Zijn literair debuut maakte Joos met zijn 'Vlaamse Volksspreuken' en 'Drie verhalen uit het werkmansleven', twee publicaties die zich situeren in de jaren 1880-1881. Daarna bleef het een tijdje stil tot in 1885 zijn 'Schatten uit de volkstaal' verscheen, de voorloper van zijn meesterwerk 'Het Waas Idioticon', een indrukwekkende verzameling van alle dialecten uit het Land van Waas.
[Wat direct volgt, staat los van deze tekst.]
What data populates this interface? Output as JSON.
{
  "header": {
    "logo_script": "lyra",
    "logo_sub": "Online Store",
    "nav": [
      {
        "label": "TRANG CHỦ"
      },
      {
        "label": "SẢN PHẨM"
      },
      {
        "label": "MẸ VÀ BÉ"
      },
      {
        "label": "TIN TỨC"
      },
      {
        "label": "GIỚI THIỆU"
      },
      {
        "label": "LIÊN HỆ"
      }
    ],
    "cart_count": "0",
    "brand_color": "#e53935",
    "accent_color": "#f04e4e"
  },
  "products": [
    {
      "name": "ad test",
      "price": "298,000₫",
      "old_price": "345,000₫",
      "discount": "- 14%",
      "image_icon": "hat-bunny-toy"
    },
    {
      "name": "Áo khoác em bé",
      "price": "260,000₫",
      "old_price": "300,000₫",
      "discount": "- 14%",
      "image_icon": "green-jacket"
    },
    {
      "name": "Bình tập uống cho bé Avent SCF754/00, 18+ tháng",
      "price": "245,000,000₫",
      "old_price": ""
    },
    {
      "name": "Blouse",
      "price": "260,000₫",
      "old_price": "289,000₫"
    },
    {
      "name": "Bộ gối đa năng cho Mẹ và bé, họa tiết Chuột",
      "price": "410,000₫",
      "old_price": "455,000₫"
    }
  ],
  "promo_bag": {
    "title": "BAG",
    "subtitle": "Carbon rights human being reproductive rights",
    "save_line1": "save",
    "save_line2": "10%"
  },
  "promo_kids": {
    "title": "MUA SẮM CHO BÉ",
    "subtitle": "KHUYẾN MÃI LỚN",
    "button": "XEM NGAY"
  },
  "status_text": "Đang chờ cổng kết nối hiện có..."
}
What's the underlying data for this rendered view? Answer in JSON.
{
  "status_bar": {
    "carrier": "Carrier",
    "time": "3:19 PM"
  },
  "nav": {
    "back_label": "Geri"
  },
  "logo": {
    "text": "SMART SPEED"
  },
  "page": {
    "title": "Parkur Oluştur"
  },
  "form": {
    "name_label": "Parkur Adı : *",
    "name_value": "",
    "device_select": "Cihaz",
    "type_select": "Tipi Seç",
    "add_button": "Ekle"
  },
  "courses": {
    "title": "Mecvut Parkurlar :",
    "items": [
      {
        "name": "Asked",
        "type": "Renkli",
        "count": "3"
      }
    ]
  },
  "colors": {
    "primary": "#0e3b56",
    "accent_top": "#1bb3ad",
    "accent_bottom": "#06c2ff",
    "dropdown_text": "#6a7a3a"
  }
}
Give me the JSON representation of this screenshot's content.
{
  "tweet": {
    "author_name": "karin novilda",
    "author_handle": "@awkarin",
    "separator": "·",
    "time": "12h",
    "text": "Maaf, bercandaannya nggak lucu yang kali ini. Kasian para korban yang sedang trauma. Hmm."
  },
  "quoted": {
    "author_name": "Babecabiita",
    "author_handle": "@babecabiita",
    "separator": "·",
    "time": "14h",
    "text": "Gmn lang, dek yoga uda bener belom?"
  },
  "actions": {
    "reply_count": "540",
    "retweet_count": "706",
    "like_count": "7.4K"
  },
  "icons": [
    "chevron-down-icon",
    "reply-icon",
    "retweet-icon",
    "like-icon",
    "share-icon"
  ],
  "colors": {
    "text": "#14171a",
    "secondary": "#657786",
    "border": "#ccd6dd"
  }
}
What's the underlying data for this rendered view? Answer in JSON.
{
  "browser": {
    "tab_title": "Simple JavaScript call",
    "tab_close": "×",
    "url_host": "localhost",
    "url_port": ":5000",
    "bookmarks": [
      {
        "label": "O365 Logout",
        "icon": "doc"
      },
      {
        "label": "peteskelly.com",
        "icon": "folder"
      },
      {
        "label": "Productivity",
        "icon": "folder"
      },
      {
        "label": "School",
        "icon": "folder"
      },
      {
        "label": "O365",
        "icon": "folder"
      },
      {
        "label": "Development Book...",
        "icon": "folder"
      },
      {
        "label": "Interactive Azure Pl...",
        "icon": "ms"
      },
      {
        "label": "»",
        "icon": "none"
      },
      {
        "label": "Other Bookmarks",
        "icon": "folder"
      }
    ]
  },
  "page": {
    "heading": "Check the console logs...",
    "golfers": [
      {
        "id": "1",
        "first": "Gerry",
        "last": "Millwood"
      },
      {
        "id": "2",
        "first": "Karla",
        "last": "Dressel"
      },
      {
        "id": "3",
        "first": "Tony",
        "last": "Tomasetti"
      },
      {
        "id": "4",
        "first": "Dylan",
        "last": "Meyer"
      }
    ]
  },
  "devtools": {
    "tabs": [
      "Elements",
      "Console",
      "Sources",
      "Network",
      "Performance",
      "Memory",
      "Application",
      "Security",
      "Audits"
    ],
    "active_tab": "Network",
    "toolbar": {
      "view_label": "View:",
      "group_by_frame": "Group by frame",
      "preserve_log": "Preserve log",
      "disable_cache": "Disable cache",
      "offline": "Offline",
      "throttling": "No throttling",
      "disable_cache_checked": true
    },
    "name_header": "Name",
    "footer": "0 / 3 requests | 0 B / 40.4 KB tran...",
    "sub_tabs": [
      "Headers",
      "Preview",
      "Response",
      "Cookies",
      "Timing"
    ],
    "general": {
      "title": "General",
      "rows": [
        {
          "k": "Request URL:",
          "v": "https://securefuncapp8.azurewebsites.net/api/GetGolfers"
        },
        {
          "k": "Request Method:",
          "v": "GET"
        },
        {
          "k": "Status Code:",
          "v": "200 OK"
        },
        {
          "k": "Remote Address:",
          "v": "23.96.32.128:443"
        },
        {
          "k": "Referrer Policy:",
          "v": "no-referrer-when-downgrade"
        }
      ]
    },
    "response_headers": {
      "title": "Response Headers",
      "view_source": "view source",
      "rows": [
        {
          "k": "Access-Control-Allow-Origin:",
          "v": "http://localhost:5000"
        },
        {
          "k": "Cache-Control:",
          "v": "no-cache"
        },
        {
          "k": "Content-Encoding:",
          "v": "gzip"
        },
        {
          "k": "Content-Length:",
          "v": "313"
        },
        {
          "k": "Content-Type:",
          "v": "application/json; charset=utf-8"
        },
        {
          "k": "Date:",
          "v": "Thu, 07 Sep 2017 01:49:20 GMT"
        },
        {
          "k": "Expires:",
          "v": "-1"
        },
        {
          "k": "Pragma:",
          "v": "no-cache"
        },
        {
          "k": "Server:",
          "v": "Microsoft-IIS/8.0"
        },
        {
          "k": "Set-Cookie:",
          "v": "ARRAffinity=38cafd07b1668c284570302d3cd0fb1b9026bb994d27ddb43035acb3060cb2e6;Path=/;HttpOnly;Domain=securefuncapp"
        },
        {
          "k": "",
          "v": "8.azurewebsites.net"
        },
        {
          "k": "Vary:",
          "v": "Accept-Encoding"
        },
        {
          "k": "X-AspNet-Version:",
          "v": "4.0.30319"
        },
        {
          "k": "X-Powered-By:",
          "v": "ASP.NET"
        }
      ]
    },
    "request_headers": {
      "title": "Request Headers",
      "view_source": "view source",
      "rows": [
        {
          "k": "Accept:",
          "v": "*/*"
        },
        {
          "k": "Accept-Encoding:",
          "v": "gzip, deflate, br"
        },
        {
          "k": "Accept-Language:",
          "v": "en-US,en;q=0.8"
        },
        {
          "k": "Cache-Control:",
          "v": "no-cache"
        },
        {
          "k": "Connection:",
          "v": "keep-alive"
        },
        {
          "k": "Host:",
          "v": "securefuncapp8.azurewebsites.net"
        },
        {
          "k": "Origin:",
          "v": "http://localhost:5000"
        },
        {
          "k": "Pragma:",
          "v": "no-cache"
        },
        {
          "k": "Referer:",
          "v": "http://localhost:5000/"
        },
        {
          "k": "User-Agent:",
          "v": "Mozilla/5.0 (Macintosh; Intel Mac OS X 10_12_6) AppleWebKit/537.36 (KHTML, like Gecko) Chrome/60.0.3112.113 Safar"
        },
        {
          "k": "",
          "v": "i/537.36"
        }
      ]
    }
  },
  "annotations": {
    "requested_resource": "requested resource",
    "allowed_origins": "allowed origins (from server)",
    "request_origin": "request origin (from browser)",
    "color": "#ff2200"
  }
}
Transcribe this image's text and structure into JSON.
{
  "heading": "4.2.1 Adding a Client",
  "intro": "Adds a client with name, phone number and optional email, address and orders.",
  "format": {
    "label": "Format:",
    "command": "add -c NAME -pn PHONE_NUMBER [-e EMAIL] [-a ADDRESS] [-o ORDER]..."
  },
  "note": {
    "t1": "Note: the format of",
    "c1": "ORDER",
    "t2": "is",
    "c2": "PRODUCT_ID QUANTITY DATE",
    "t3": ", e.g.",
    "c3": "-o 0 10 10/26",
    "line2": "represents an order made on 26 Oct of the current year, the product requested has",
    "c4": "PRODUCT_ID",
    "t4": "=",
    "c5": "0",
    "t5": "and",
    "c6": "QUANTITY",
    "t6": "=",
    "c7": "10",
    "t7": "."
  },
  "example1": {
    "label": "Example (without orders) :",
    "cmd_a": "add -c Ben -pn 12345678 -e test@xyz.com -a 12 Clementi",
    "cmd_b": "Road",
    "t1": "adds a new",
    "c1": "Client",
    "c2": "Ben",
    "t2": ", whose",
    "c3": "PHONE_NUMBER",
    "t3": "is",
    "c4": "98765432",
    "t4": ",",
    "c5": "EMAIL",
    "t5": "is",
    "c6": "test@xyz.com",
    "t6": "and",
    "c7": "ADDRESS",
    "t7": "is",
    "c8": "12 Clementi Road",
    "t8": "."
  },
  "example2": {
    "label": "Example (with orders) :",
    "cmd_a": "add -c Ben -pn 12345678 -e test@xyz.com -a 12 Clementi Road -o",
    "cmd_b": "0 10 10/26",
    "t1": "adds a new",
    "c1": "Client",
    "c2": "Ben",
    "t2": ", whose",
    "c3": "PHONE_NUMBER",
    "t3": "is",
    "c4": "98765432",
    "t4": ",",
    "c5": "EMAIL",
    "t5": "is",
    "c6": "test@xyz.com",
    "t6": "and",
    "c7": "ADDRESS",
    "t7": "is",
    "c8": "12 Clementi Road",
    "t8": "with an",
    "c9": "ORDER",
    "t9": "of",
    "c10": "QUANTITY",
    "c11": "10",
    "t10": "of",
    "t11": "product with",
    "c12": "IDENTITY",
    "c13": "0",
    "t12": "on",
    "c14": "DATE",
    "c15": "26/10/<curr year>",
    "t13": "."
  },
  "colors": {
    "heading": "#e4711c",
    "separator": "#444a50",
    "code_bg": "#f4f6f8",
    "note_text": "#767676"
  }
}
Zijn 'Vertelsels voor het Vlaamse volk' en zijn 'Raadsels voor het vlaamse volk' toonden vooral zijn voorliefde voor de volkstaal en het volksleven. Beide uitgaven maakten zijn letterkundig werk vooral bekend bij het brede publiek. Door zijn literaire bedrijvigheid werd Amaat Joos lid van de Koninklijke Vlaamse Academie voor Taal en Letterkunde en van de Maatschappij der Nederlandse Taal in Leiden, Nederland. Joos publiceerde niet alleen taal- en volkskundige werken, hij schreef ook heel wat educatieve en geestelijk geinspireerde artikels, verhandelingen en boeken. Amaat Joos overleed op Hemelvaartdag, 15 augustus 1937. Hij werd begraven in de crypts van de kanunniken van St. Baafs in Gent.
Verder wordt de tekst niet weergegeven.